Kommt ein Vogel und fragt: “Wer bist Du?“, da antwortet sie: „Ich bin ein
Baum!“
Aber auch jedes Blatt und jede Eichel hat das Bewusstsein des Baumes. Kommt ein
Schmetterling geflogen, setzt sich auf eine Eichel und fragt: „Wer bist Du?“,
dann antwortet die Eichel: „Ich bin ein Baum!“, und nicht etwa, wie Du denken
magst, „Ich bin eine Eichel!“
Es ist Sommer und die Eicheln wiegen sich im Winde. Sie sind glücklich und
träumen den Traum des Sommers. Doch schon werden die Blätter gelb und der Baum
zieht sein Bewusstsein unmerklich nach innen, denn er folgt den Zyklen der
Natur, die bereits den Traum des Herbstes träumt. Auch der Baum beginnt den
Traum des Herbstes zu träumen und den des Winters. Bald verliert er seine
ersten Blätter.
Die Eicheln nehmen alles wahr und wiegen sich im Winde.
Eines Tages fegt ein Sturm durch den Wald. Er schüttelt die Eiche mit Macht und
fegt fast alle Eicheln herunter auf den Waldboden. Nur einige wenige Eicheln
halten sich noch am Baume.
Der Sturm hat auch Blätter vom Baum gefegt, die die Eicheln unter sich begraben.
Da liegen die Eicheln in der Finsternis und Nässe des Waldbodens. Der Schock
des Falles hat ihrem Bewusstsein einen Schlag versetzt, so dass augenblicklich
fast alle Erinnerung verloren ist.
Es ist aber niemals etwas ohne Bewusstsein. Es bleibt ihnen das Bewusstsein der
Eichel, und sie erkennen sich nicht mehr als Teile des Baumes, der sie sind,
sondern als einzelne getrennte Eicheln. Sie beginnen, sich Namen zu geben wie
Meinkorn, Einkorn, Feinkorn und so weiter, um sich voneinander zu unterscheiden.
Sie verbringen ihren Tag damit, über ihren Zustand zu klagen, aber tief in
ihrem Inneren haben sie eine sehnsüchtige Ahnung vom Himmel und vom Licht. So
klagen sie über die Dunkelheit und die Nässe und über die Ameisen, Würmer und
Schnecken um sie her. Die Eicheln der Vorjahre erzählen ihnen von den Gefahren
der Erde, dass sie dort langsam verfaulen, dass die Schnecken und Würmer sie
auffressen werden. Als Beweis zeigen sie ihnen viele verstümmelte Eicheln, die
schon fast verfault oder aufgefressen sind.
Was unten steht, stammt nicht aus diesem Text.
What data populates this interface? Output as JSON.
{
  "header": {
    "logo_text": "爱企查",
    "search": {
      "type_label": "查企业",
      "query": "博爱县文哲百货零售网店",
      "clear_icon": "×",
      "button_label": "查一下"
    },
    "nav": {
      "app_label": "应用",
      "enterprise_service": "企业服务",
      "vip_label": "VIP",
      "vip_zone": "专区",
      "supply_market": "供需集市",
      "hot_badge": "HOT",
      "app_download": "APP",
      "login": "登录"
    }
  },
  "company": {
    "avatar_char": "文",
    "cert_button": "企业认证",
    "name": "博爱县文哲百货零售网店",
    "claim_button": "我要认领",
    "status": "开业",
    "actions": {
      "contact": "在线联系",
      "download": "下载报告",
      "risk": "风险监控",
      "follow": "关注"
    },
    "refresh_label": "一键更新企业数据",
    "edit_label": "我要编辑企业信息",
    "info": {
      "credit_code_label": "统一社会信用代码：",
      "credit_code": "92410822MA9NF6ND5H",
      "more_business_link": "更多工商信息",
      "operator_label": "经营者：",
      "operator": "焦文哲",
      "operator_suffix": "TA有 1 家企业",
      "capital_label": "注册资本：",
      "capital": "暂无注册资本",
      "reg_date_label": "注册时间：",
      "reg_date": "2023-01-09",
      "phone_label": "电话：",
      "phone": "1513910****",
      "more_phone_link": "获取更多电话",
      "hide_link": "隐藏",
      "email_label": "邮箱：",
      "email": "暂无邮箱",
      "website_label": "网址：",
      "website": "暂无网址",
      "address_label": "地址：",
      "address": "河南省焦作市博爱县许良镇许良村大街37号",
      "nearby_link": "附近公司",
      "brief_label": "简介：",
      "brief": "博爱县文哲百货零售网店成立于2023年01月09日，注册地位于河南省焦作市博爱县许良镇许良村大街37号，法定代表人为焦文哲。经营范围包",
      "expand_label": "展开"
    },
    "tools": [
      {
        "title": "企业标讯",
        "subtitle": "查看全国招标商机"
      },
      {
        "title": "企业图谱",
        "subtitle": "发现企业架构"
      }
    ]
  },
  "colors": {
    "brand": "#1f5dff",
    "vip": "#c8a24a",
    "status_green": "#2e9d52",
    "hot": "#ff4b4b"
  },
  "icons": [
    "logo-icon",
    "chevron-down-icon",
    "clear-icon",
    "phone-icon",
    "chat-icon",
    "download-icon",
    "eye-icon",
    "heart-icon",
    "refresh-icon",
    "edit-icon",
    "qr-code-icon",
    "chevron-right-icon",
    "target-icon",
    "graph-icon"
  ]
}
Es gibt aber einige ältere Eicheln, die sehr gelehrt sind und alle Phasen
studiert haben. Sie wissen, dass jede Eichel spätestens nach 10 bis 15 Jahren
verfault und gestorben ist, wenn sie nicht vorher aufgefressen wurde. Sie
wissen auch von den Jahreszeiten, dass im Frühling Bewegung in der Erde ist,
dass es im Sommer Regen gibt, dass es im Herbst kälter und dunkler wird und
dass im Winter der Boden so kalt wird, dass er wie ein Panzer die Eicheln
zusammendrückt und alle Hoffnung aus ihnen herauspresst.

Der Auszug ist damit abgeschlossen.